Lo scriveva quasi vent’anni or sono don 
Gianni Baget Bozzo in un saggio opportunamente titolato “Il futuro del 
cattolicesimo”. “Il problema della contrapposizione tra cattolicesimo e 
islam”, diceva Baget Bozzo, “è inteso poco nel mondo cattolico, che 
ormai non considera più le differenze religiose come significative e 
dimentica che per l’islam l’essenza della persona è segnata dalla 
appartenenza alla comunità islamica. E’ la perdita di identità cattolica
 tra i cattolici che rende a loro non comprensibile la permanenza della 
identità islamica. (…) quello a cui assistiamo è la distruzione 
dell’Oriente cristiano nel Mediterraneo. I cristiani fuggono verso terre
 cristiane. E la coscienza stessa dei cattolici è sensibile alle piaghe 
che affliggono l’uomo, non a quelle che, nel mondo comunista o islamico,
 affliggono i credenti in quanto tali. Il nichilismo diviene la volontà 
di non prendere in considerazione le cause che riguardano beni non 
economici e materiali. La fame nel mondo mobilita i cattolici, come è 
giusto, ma non vi è un istinto di solidarietà con i cristiani 
perseguitati. (…) La decadenza del cattolicesimo nei cattolici spiega il
 fatto che tra i cattolici l’offesa fatta ai cattolici non susciti un 
sentimento di identificazione”.
Era il 1997, regnante Giovanni Paolo II,
 e pare l’impietosa istantanea della chiesa non giudicante di Francesco,
 inoltrata lungo una china che non può più venire spiegata con le sole 
esigenze della diplomazia. La rinuncia al solo ipotizzare l’uso della 
forza come strumento di difesa, l’equiparazione tra vittime che “hanno 
diritto di essere salvate” e carnefici che “hanno diritto di essere 
fermati”, la desistente attesa dei pronunciamenti dell’Onu, la 
riesumazione del concetto di guerra solo per detestarla così come la 
detesta il mondo hanno ben altra radice. Emanano una sonorità nuova che 
stona non poco, per esempio, con l’”orrenda carneficina”, l’”inutile 
strage”, il “suicidio d’Europa” con cui Benedetto XV stigmatizzò la 
prima guerra mondiale, o con “l’inutilità delle guerre” della “Praeclara
 congratulationis” di Leone XIII.
La chiesa ha sempre considerato la 
guerra come un male, ma non ha mai pensato di poterla cancellare dal 
cuore degli uomini. Nelle rogazioni, che dal V secolo appartengono al 
sentire cattolico più profondo, le processioni oranti e penitenti 
chiedevano a Dio la liberazione da pestilenze, carestie e guerre: “A 
peste, fame et bello, libera nos Domine”. Ma lo facevano nella 
convinzione che peste, fame et bello sono inevitabili stigmate di un 
mondo segnato dal peccato originale. Proprio come “fulgure et 
tempestate” e “flagello terraemotus”, per i quali si invocava “libera 
nos Domine” con uguale pietà.
Dimentica di quanto era evidente anche 
all’ultimo dei popolani in coda nelle processioni, la chiesa 
postvolterriana si è innamorata di un’inesistente possibilità naturale 
della convivenza pacifica. Ha preferito bandire la consapevolezza che la
 violenza è nel cuore di ogni uomo, ha respinto la conseguente fatica di
 disciplinarla e così ora è sul punto di perdere se stessa. “La guerra” 

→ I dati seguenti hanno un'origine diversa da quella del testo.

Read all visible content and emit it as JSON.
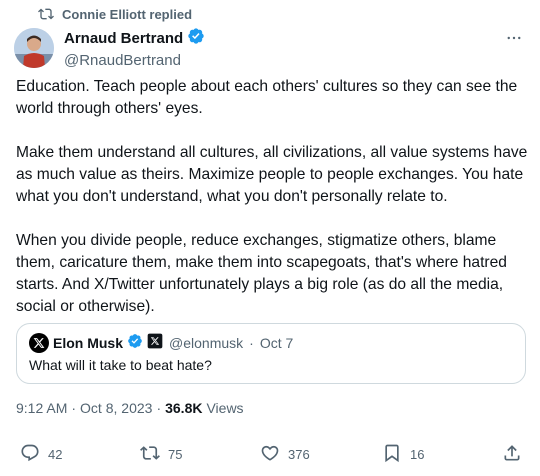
{
  "context": {
    "text": "Connie Elliott replied"
  },
  "author": {
    "name": "Arnaud Bertrand",
    "handle": "@RnaudBertrand"
  },
  "tweet": {
    "paragraphs": [
      "Education. Teach people about each others' cultures so they can see the world through others' eyes.",
      "Make them understand all cultures, all civilizations, all value systems have as much value as theirs. Maximize people to people exchanges. You hate what you don't understand, what you don't personally relate to.",
      "When you divide people, reduce exchanges, stigmatize others, blame them, caricature them, make them into scapegoats, that's where hatred starts. And X/Twitter unfortunately plays a big role (as do all the media, social or otherwise)."
    ]
  },
  "quote": {
    "name": "Elon Musk",
    "handle": "@elonmusk",
    "separator": "·",
    "date": "Oct 7",
    "text": "What will it take to beat hate?"
  },
  "meta": {
    "time": "9:12 AM",
    "dot1": "·",
    "date": "Oct 8, 2023",
    "dot2": "·",
    "views_count": "36.8K",
    "views_label": "Views"
  },
  "actions": {
    "replies": "42",
    "reposts": "75",
    "likes": "376",
    "bookmarks": "16"
  },
  "colors": {
    "verified": "#1d9bf0",
    "muted": "#536471",
    "text": "#0f1419",
    "border": "#cfd9de"
  },
  "icons": [
    "repost-icon",
    "verified-badge-icon",
    "more-icon",
    "x-logo-icon",
    "reply-icon",
    "like-icon",
    "bookmark-icon",
    "share-icon"
  ]
}
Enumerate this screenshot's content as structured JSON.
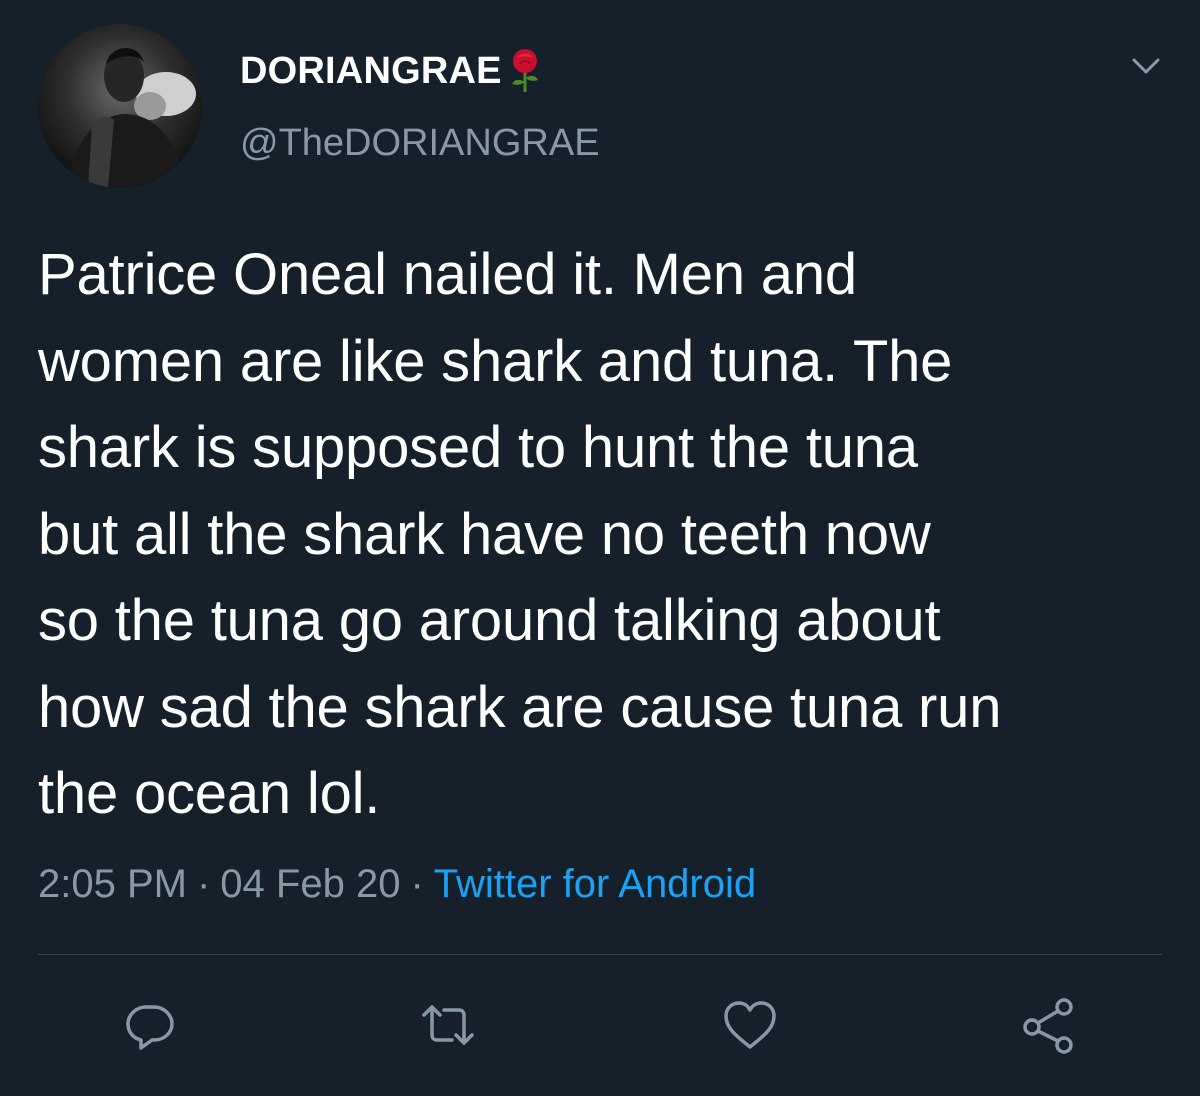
{
  "tweet": {
    "author": {
      "display_name": "DORIANGRAE",
      "handle": "@TheDORIANGRAE",
      "name_emoji": "rose-icon"
    },
    "text": "Patrice Oneal nailed it. Men and\nwomen are like shark and tuna. The\nshark is supposed to hunt the tuna\nbut all the shark have no teeth now\nso the tuna go around talking about\nhow sad the shark are cause tuna run\nthe ocean lol.",
    "time": "2:05 PM",
    "separator": "·",
    "date": "04 Feb 20",
    "source": "Twitter for Android"
  },
  "actions": [
    {
      "icon": "reply-icon"
    },
    {
      "icon": "retweet-icon"
    },
    {
      "icon": "like-icon"
    },
    {
      "icon": "share-icon"
    }
  ],
  "colors": {
    "background": "#15202b",
    "primary_text": "#ffffff",
    "secondary_text": "#8899a6",
    "link": "#1da1f2",
    "divider": "#38444d"
  }
}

scrive in “Iota unum” Romano Amerio “non può essere l’estremo dei mali, 
tranne per chi adotta la veduta irreligiosa che ravvisa nella vita, e 
non nel fine trascendente della vita, il bene supremo, ed 
equipollentemente nel piacere il destino dell’uomo”.
Una platea siffatta può solo sentirsi 
paralizzata dal terrore davanti allo spettacolo offerto dai macellai 
islamici. Quel che resta dell’occidente cristiano, la gran parte dei 
pastori cattolici e del loro gregge, versati alle complicanze di ogni 
genere di dialogo, sono ormai incapaci di comprendere l’essenziale 
semplicità di un messaggio simbolico. Per quanto blasfemo sia, il gesto 
dell’assassino rituale continua ad avere natura religiosa e per questo 
non viene compreso. Raggiunge le corde di anime ormai non più abituate a
 vibrare e cade in un silenzio, in una rinuncia, in una indifferenza che
 nulla hanno di santo: in una trattativa banalmente mondana che i latori
 del messaggio possono solo disprezzare come atto di resa 
incondizionata.
Un atto religioso perverso si combatte e
 si sconfigge solo con un atto religioso retto. Quando San Francesco si 
trovò al cospetto del sultano, non si diede al dialogo e all’ascolto. 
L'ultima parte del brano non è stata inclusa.